# Snow Again



## terry_g (Nov 21, 2011)

10" of the white stuff has fallen since yesterday morning and it's still falling.
I will have to fire up the snow blower when I get home from work.


Terry


----------



## churchjw (Nov 21, 2011)

Great picture.  Its 57 degrees F here but the snow is coming.  Looks like great shop working weather.  

Jeff


----------



## islediver (Nov 21, 2011)

SNOW  what is that????

in south Florida we don't get that stuff maybe we will see mid to high 40's for a few days.


----------



## Highpower (Nov 21, 2011)

Jerry Ekstrom said:


> Terry it Looks BEAUTIFUL from my house, :biggrin:
> 
> hope your snow blower all tuned up.
> 
> Jerry.:tiphat:



Did somebody say snow BLOWER????? :headscratch:


























:biggrin:  :biggrin:  :biggrin:  :lmao:  :lmao:  :lmao:


----------



## Hawkeye (Nov 21, 2011)

Yeah, Willie.
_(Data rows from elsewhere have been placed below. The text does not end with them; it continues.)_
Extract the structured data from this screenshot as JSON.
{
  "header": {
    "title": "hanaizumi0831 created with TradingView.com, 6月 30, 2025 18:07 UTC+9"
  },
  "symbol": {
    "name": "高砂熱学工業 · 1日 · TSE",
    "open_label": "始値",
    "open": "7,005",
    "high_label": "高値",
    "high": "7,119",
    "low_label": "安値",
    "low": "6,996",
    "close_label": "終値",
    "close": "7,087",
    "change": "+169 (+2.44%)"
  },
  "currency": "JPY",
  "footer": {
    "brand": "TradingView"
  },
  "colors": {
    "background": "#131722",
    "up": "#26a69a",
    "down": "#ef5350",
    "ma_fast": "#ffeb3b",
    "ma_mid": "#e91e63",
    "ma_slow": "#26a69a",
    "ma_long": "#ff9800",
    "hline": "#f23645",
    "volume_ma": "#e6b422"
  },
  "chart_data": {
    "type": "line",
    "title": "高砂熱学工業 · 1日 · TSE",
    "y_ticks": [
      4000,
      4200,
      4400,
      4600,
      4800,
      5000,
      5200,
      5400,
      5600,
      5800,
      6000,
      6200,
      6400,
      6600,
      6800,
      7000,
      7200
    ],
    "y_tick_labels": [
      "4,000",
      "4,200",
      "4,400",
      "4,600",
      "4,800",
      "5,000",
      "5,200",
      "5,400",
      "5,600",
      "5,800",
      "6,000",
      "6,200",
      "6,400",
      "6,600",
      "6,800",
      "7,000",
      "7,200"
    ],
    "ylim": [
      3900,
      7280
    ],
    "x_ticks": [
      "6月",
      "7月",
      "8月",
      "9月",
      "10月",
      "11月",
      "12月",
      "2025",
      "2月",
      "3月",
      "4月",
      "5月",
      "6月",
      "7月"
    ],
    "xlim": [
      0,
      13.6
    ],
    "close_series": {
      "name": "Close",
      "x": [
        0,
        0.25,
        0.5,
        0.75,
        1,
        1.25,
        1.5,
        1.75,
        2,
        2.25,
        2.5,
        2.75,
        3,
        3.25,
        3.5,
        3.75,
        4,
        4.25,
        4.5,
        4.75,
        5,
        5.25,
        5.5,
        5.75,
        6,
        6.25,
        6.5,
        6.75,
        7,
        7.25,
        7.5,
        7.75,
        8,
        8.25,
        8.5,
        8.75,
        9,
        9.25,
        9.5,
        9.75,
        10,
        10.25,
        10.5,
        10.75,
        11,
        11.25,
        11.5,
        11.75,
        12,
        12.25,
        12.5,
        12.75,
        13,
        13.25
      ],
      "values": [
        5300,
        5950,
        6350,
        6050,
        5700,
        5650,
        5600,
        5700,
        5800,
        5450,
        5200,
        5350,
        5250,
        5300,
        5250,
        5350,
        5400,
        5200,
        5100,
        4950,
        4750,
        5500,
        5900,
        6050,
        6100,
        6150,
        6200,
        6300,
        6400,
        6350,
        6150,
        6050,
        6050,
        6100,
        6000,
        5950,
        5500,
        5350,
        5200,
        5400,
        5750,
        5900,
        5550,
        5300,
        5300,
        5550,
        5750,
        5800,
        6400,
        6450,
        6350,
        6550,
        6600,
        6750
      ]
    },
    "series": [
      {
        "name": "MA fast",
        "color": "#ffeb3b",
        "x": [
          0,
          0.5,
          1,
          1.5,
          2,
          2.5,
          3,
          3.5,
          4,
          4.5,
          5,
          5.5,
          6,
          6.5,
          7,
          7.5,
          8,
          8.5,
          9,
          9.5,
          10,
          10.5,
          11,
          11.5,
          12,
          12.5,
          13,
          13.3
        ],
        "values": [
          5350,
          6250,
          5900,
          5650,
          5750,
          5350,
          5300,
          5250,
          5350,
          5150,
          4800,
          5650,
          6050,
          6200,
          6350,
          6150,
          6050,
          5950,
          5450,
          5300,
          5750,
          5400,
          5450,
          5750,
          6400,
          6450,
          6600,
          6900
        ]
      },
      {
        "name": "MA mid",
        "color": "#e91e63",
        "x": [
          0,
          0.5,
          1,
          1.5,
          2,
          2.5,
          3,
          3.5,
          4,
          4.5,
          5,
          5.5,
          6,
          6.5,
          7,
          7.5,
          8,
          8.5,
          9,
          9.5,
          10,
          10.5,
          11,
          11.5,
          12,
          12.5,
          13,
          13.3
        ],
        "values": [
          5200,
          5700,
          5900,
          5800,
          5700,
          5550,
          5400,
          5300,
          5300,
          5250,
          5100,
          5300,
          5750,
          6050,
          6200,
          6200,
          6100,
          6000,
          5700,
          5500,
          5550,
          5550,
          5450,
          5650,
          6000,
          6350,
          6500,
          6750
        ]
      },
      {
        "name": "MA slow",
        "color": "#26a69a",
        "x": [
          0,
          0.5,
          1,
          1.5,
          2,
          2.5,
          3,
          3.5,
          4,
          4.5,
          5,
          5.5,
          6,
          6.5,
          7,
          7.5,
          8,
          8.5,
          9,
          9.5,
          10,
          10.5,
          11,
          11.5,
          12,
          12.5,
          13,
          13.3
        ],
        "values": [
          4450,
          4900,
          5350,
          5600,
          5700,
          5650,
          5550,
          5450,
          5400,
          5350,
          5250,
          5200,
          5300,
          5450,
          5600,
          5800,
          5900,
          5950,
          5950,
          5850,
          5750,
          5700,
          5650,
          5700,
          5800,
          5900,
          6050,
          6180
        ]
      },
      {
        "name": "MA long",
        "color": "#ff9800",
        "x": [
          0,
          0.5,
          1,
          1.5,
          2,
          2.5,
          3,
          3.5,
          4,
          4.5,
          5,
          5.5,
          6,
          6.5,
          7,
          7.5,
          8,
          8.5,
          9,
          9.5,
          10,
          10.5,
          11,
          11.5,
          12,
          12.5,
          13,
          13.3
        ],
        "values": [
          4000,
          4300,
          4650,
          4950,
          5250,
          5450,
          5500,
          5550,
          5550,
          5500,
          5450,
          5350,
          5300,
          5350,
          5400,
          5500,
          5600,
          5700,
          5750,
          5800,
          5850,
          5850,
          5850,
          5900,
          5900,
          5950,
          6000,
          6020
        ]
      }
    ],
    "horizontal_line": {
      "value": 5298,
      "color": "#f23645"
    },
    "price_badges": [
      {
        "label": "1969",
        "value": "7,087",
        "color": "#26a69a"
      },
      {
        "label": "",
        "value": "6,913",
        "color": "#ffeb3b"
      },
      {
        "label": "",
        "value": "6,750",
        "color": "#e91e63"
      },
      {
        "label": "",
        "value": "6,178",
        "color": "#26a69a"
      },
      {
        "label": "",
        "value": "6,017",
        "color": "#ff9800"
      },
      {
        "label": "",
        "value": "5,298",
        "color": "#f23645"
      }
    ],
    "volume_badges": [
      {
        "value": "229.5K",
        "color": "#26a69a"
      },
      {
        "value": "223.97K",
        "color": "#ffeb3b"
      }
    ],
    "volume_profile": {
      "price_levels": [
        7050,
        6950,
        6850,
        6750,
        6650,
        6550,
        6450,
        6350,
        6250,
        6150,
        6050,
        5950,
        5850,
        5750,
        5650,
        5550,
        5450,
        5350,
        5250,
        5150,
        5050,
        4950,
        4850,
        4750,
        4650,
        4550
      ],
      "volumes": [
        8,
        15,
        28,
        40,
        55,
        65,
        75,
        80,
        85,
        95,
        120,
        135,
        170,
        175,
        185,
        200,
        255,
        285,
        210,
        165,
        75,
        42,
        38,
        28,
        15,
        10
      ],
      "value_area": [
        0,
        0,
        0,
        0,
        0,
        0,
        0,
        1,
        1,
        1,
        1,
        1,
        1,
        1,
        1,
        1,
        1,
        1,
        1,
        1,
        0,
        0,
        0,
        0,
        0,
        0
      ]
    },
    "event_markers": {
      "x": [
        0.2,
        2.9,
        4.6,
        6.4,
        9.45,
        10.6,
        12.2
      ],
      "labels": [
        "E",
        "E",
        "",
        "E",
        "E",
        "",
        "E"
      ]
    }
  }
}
Nice blower. Does it have differential braking? Or is it more of a point-and-shoot ride. Who cares about steering?


----------



## Highpower (Nov 21, 2011)

I dunno Mike.....

It's like the chicken or the egg question. Which is more important at 100 mph on snow? Steering or stopping?  LOL.


----------



## Tony Wells (Nov 22, 2011)

Seems to me you aren't going to be doing much of either one! LOL!


----------